I had a family dinner tonight, an early 'bon voyage' for me. It was lovely, to be around people that wish me well, that want the best for me, who want me to be happy. How can I not be, with such lovely intentions and thoughts in their minds? I was reminded of some of the things that I will miss; and I know for certain it will be hardest leaving my little nephew. He is such an amazing, tender little man, getting smarter and more profound every time I see him. I fear missing out on something; I fear being forgotten. But, as my wise friend M told me - this break, the adventure in lands faraway will give me new perspective, will bring me to my best; create a better version of me. And after all, wouldn't my family want me to be at my best? The answer is yes, they would, and they do. Four weeks absence from familiarity, distraction, fear and stress is a pretty good trade off for all of that possibility.
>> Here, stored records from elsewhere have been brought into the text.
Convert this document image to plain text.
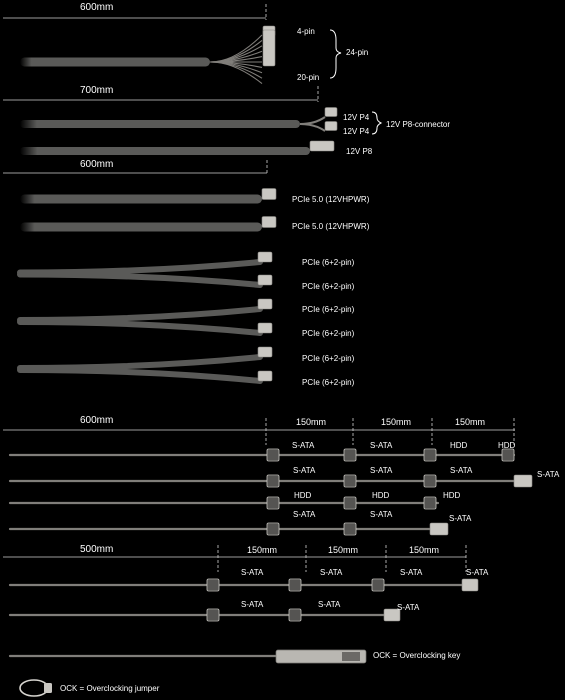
600mm
4-pin
20-pin
24-pin
700mm
12V P4
12V P4
12V P8-connector
12V P8
600mm
PCIe 5.0 (12VHPWR)
PCIe 5.0 (12VHPWR)
PCIe (6+2-pin)
PCIe (6+2-pin)
PCIe (6+2-pin)
PCIe (6+2-pin)
PCIe (6+2-pin)
PCIe (6+2-pin)
600mm	150mm	150mm	150mm
S-ATA	S-ATA	HDD	HDD
S-ATA	S-ATA	S-ATA	S-ATA
HDD	HDD	HDD
S-ATA	S-ATA	S-ATA
500mm	150mm	150mm	150mm
S-ATA	S-ATA	S-ATA	S-ATA
S-ATA	S-ATA	S-ATA
OCK = Overclocking key
OCK = Overclocking jumper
When I was looking down the barrel of another work week last week, I wondered how I was going to get through it, but I am happy to say that this week has been ok. Much to my surprise, I have felt clear headed and productive. So far, the few days this week have been less about wishing someone would notice my hard work, and more about knowing in myself that I have been effective, that I have made a difference and it has been enough. Maybe it's knowing I am going away, or my own strict sense of wanting to leave my place in an ordered state - but I have felt good at the end of each day. Purposeful.
My excitement for my trip grows day by day. Even though there are some cracks within me, things unfinished, things that hurt - it is the cracks that make me human, that show the light through - the darkness makes the light all the more glorious when it comes. As has been said before, there can be no light without dark.